This is a sponsored post by Heathrow Airport.
For most of the post-war period, the UK has been the one of the best-connected countries in the world by air, yet once again we see our core strength under threat. For the UK to rebalance its economy, it has to double exports. To double exports you need to have more capacity at the UK’s only hub airport, Heathrow.
Air transport is now as vital for Britain’s high value exports as shipping was for the country’s bulkier exports of the past. Although Heathrow has been full for the past decade it remains Britain’s most important port, accounting for 26 per cent of all exports by value, more than the ports of Southampton and Felixstowe combined. Two thirds of all UK air freight goes through Heathrow, and this increases to 77 per cent with non-EU countries.
Almost all the high growth countries in the world are in Asia and the Americas – markets you can only get to by air. If Britain wants to win the race for growth, we need to be better connected by air to these markets than our competitors in Europe.
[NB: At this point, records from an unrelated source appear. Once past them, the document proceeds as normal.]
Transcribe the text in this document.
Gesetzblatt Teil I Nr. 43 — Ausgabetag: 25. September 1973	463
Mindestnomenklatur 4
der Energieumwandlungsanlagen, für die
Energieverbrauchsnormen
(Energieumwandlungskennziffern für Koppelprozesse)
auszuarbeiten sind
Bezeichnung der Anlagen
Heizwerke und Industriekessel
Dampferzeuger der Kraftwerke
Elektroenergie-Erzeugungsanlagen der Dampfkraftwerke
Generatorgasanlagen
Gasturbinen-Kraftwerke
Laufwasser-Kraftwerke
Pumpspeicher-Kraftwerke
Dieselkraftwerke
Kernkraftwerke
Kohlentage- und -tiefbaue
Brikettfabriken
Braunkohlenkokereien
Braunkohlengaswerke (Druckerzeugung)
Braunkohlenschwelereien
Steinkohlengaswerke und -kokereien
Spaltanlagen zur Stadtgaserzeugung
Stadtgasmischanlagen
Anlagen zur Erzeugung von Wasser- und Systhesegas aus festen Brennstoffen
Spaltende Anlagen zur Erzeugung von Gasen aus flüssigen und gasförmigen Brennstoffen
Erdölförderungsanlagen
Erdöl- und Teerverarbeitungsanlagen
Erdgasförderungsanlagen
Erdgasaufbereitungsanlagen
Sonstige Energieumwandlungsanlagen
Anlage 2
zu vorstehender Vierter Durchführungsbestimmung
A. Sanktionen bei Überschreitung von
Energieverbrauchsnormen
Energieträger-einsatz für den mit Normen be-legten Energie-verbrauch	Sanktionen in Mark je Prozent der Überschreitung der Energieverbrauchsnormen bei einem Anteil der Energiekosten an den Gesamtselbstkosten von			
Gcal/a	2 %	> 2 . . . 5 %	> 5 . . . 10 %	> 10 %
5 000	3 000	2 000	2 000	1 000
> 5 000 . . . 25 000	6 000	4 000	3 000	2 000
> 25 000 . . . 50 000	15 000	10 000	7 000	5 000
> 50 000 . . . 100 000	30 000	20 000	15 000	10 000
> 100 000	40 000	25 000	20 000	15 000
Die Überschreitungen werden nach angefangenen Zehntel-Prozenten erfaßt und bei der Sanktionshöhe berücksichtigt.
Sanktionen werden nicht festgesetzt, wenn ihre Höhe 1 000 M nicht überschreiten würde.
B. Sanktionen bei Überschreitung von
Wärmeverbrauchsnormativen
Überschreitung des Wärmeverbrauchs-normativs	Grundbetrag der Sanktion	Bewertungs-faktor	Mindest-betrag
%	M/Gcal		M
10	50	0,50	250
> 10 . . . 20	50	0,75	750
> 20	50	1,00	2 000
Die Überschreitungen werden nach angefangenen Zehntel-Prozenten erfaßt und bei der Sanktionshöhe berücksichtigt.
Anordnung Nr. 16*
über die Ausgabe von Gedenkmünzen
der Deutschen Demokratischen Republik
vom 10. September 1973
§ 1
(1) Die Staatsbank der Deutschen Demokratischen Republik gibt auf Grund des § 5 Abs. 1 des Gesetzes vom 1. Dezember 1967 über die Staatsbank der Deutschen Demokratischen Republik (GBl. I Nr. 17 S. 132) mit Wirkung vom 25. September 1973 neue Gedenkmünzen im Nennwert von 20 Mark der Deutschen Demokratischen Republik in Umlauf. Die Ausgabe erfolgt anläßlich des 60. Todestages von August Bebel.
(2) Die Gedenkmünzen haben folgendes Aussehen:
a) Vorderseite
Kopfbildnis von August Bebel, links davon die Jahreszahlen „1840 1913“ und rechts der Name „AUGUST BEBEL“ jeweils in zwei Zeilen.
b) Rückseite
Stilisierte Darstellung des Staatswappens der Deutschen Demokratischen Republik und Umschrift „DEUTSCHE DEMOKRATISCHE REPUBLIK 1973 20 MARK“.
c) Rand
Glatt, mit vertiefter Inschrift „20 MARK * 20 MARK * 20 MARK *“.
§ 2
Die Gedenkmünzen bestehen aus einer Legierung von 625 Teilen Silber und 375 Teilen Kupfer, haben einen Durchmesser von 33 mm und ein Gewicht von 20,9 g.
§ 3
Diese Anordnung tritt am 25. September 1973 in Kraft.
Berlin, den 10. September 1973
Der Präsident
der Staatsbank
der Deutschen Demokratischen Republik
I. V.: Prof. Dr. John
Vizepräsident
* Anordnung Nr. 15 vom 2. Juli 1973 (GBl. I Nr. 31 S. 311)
Airlines can only get to these parts of the world economically from a hub airport, so our choice is to expand Heathrow or go through Paris or Dubai to get to emerging markets. This year for the first time Heathrow has been overtaken as the world’s busiest international airport. Dubai now wears the crown. Amsterdam’s Schiphol airport already markets itself as ‘the UK’s favourite hub airport.’ The relative decline is not due to a fall in demand for air services, but the result of limitations on air capacity.
Direct connections to long-haul markets drive exports. Being one of only six airports in the world with more than fifty long haul routes, Heathrow gets Britain to markets across the globe. Direct air connections to emerging markets are one of the key factors that can drive the UK’s trade by up to twenty times with those destinations than those without.
The UK is falling behind its European competitors despite having 95 per cent of the world’s GDP within range of a direct flight. France, Germany and Holland have all invested in their hub airports, and as a result UK air cargo growth is being outstripped by all three. In 2013, Heathrow saw less cargo traffic than Charles de Gaulle, Frankfurt and Schiphol each individually, and by the end of the next decade – without expansion – it is expected Schiphol will ship twice as much freight as Heathrow.
This is because Heathrow is now operating at capacity for freight on key routes, particularly to the Asia-Pacific, and only more flights can increase our freight capacity. In China alone, we will need more flights not just to Beijing and Shanghai but also new routes to Wuhan, Xian and Chongqing. In twenty or thirty years’ time, these cities could be as significant for the next generation as New York, Chicago and Los Angeles are now. If Britain is to be a leading trading nation in the future, our children will need to get easily and quickly to far more global markets than we do today.
An expanded Heathrow will serve more long-haul destinations, increasing routes by over 50 per cent, making emerging markets more accessible for UK exporters. Just look at the stories of exporters like Louis Barnett, a Staffordshire-based chocolatier who exports to Poland, UAE and Mexico, Sound Moves UK, a company that exports sound equipment around the globe for some of the world’s biggest music artists and MHI, a Bristol-based mail handling company riding the e-commerce revolution.
The Airports Commission analysis shows expansion at Heathrow will create up to £211 billion in economic benefits and 180,000 jobs across the whole of the UK. Expansion at Heathrow is not only best for Britain but it’s also backed by Britain. Over 30 Chambers of Commerce from all regions of Britain support Heathrow expansion because they recognise that Heathrow will help rebalance the UK and it isn’t just for London and the South East.
The investment and opportunities that will come from Heathrow’s expansion across the country will not only create important jobs for the next generation, it will position nations and regions to capture investment and create opportunities for people and exports to reach the emerging markets where there’s the greatest potential for growth. Only Heathrow can take Britain further.